We used FAISS for efficient similarity-based search to find the most relevant policy clauses. The backend is powered by Flask, which handles the API requests for querying the model and retrieving information from the policy. On the frontend, we built a React app with TailwindCSS to create a seamless, user-friendly interface for employees to interact with the system. The dashboard also provides employers with key insights, such as common sensitive terms being flagged and real-time logs of employee data inputs.

Challenges we ran into

One of the primary challenges we encountered was fine-tuning the DistilBERT model. The goal was to make it accurate across different contexts and able to flag a wide range of sensitive data types. To achieve this, we had to train the model with enough diverse examples and fine-tune it to recognise context-specific terminology, which required significant experimentation.

Integrating the RAG pipeline with the model also proved to be challenging. We had to ensure that the system could not only retrieve the correct sections from a large policy document but also do so in real time while maintaining a smooth and fast user experience. Additionally, creating a robust backend system with Flask and managing the data flow between the AI model and the frontend presented multiple hurdles, especially when it came to ensuring the system could scale efficiently.

Accomplishments that we're proud of

We’re proud of the strides we’ve made in fine-tuning DistilBERT to accurately identify a wide range of sensitive data. This wasn’t just about training a model; it was about ensuring the model could understand context and apply real-world data protection principles. Seeing it flag data and provide clear, understandable explanations based on company policy feels like a true success for us.

Another highlight was implementing the Retrieval-Augmented Generation (RAG) pipeline. We spent a lot of time perfecting the integration of document retrieval with policy explanation generation, and we’re excited to see it working seamlessly. The idea that our system can immediately pull up the right policy clause and explain why certain data is sensitive, in real-time, is something we’re really proud of.

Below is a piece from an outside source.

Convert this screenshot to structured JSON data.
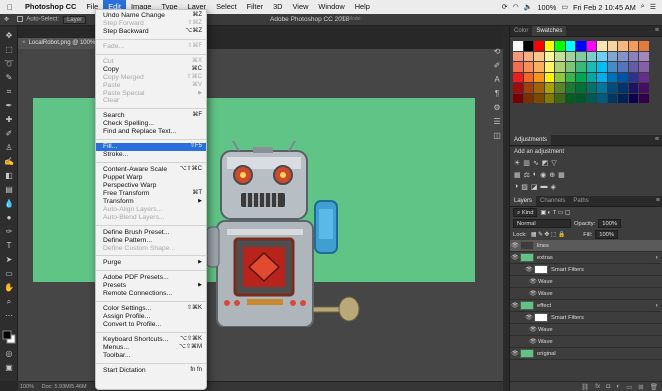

Lastly, the dashboard is one of the features we’ve enjoyed working on the most. It’s gratifying to see how it allows employers to track, monitor, and understand employee behaviour around sensitive data. Knowing that we’ve built something that can help prevent data leaks and protect companies from potential breaches is deeply rewarding. For us, it’s not just about building a tool, it’s about creating something that genuinely adds value to businesses and contributes to a more secure digital environment.

What we learned

Throughout the development of Confidex, we gained a deeper understanding of several advanced AI concepts, particularly fine-tuning pre-trained models for specific tasks. One of the most important lessons was learning how to fine-tune DistilBERT for sensitive data detection, improving its ability to detect personal identifiers, financial data, and authentication credentials in diverse contexts. Moreover, we learned how Retrieval-Augmented Generation (RAG) pipelines work and how to integrate them to retrieve relevant policy clauses to provide context-sensitive answers.

On the technical side, we also deepened our knowledge of vector search using FAISS and how it can be used to quickly retrieve relevant documents from large datasets. We also got hands-on experience in building a complete solution using the Flask backend for API integration and React with TailwindCSS for the frontend.

What's next for Confidex

Moving forward, we plan to extend Confidex with additional AI models to improve the accuracy of sensitive data detection and expand the types of data we can recognize. We will also improve the real-time alert system, allowing employers to receive instant notifications about potential data breaches or high-risk actions. Furthermore, we aim to integrate Confidex with more enterprise tools, so that data privacy and compliance are built directly into everyday workflows. With growing concerns around data security, we envision Confidex as a solution that can scale to meet the needs of both small businesses and large corporations, providing comprehensive protection for sensitive data.